Long term follow up of SHR rats with experimental yersinia associated arthritis.

One hundred and one SHR rats were injected intravenously with live Yersinia enterocolitica O:8. The rats were randomly divided into two groups consisting of 48 and 53 rats. The group of 48 rats was monitored for 245 days to establish the incidence and the clinical features of the arthritis. The remaining 53 rats were killed in groups of three to five rats at intervals from four to 245 days after inoculation to examine the clearance of bacteria and the development of histological changes in the synovial membrane. Arthritis developed in 23/48 (48%) rats at seven to 27 days after inoculation. The arthritis subsided in most rats within four weeks, without leading to ankylosis of the affected joints. The arthritis was prolonged in three rats and recurrent in two. In the group of 53 rats Yersinia enterocolitica O:8 was cleared from most of the internal organs by day 77, but persisted in the inguinal lymph nodes in many of the rats up to day 245. All macroscopically arthritic joints showed clear histological signs of non-suppurative synovitis. No histological synovitis was detected in those joints observed macroscopically to be non-arthritic. Yersinia associated arthritis in SHR rats provides a potential model for reactive arthritis. There are strong similarities in the course of the arthritis and histopathological changes in the synovium between this animal model and reactive arthritis in humans. This study supports the association between poor elimination of the causative agent and the development of arthritis.

Risk of Yersinia infection among butchers.

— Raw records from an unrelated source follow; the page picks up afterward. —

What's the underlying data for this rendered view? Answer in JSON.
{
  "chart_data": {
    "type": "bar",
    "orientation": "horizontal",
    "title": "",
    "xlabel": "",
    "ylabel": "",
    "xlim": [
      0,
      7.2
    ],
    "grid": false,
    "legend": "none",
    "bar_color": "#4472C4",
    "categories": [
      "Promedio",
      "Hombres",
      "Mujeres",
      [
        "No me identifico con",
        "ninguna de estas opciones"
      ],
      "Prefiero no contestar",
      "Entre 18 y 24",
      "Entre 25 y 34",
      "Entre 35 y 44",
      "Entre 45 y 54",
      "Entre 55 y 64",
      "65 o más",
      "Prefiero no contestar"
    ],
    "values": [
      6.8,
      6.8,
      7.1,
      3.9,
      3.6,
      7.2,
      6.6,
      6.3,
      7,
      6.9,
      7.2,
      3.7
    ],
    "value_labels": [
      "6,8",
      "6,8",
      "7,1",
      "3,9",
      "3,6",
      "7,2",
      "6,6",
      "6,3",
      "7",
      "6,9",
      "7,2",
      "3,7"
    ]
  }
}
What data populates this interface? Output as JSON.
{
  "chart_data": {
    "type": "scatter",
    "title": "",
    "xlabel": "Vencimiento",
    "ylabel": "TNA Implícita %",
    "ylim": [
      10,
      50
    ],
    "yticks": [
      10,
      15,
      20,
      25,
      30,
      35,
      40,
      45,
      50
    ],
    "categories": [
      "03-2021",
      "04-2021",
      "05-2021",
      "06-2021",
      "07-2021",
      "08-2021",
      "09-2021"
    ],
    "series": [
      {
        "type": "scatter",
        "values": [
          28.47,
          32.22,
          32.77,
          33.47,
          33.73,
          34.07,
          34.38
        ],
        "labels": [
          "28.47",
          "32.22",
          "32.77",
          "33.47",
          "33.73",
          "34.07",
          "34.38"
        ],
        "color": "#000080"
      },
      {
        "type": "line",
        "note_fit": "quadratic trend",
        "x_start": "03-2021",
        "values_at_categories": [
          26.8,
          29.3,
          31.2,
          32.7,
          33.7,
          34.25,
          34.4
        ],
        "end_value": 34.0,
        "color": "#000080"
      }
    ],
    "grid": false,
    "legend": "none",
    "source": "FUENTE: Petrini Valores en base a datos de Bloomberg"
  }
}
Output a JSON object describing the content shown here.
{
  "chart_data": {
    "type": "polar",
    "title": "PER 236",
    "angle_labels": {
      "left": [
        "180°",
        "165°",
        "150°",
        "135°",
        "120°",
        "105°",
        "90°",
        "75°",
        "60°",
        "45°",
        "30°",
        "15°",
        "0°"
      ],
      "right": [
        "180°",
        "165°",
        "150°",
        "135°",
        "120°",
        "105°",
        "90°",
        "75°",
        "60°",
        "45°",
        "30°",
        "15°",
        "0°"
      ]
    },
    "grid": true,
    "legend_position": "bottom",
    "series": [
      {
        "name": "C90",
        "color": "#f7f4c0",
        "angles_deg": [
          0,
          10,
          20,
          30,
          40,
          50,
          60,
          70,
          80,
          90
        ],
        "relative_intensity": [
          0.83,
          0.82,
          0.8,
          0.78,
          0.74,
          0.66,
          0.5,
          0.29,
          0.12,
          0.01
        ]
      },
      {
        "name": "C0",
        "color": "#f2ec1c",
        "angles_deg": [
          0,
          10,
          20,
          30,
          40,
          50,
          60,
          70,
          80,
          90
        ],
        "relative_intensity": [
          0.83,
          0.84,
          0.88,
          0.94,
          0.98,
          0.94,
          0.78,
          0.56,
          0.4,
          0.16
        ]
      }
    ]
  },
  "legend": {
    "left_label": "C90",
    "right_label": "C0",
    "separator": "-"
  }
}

The purpose of this study was to evaluate the risk of yersinia infection among butchers. Serum samples were collected from 146 abattoir workers, stratified into 3 groups according to exposure to swine throats and intestines. 100 healthy blood donors were used as controls. Antibodies against Yersinia enterocolitica O:3 and O:9 and Y. pseudotuberculosis I and III were measured using ELISA. Symptoms associated with yersiniosis were recorded in a questionnaire. Antibodies against Y. enterocolitica O:3 were observed more often in the sera of abattoir workers (19%), especially in butchers handling swine throats and intestines (27%), than in the sera of healthy blood donors (10%). During the 6 months preceding this study, 30-40% of the workers reported symptoms of abdominal pains and diarrhoea. However, the symptoms did not correlate with the occurrence of antibodies. One butcher had developed a yersinia-triggered prolonged reactive arthritis. Tonsil samples were collected from 120 pigs to determine the extent of yersinia contamination. Positive isolates were obtained from 54 pigs (45%). Y. enterocolitica O:3 was isolated from 31 pigs and Y. pseudotuberculosis III from 11 pigs. All of these strains shared characteristics typical for virulent strains. We conclude that yersinia infections are an occupational health risk to workers slaughtering swine in the abattoirs.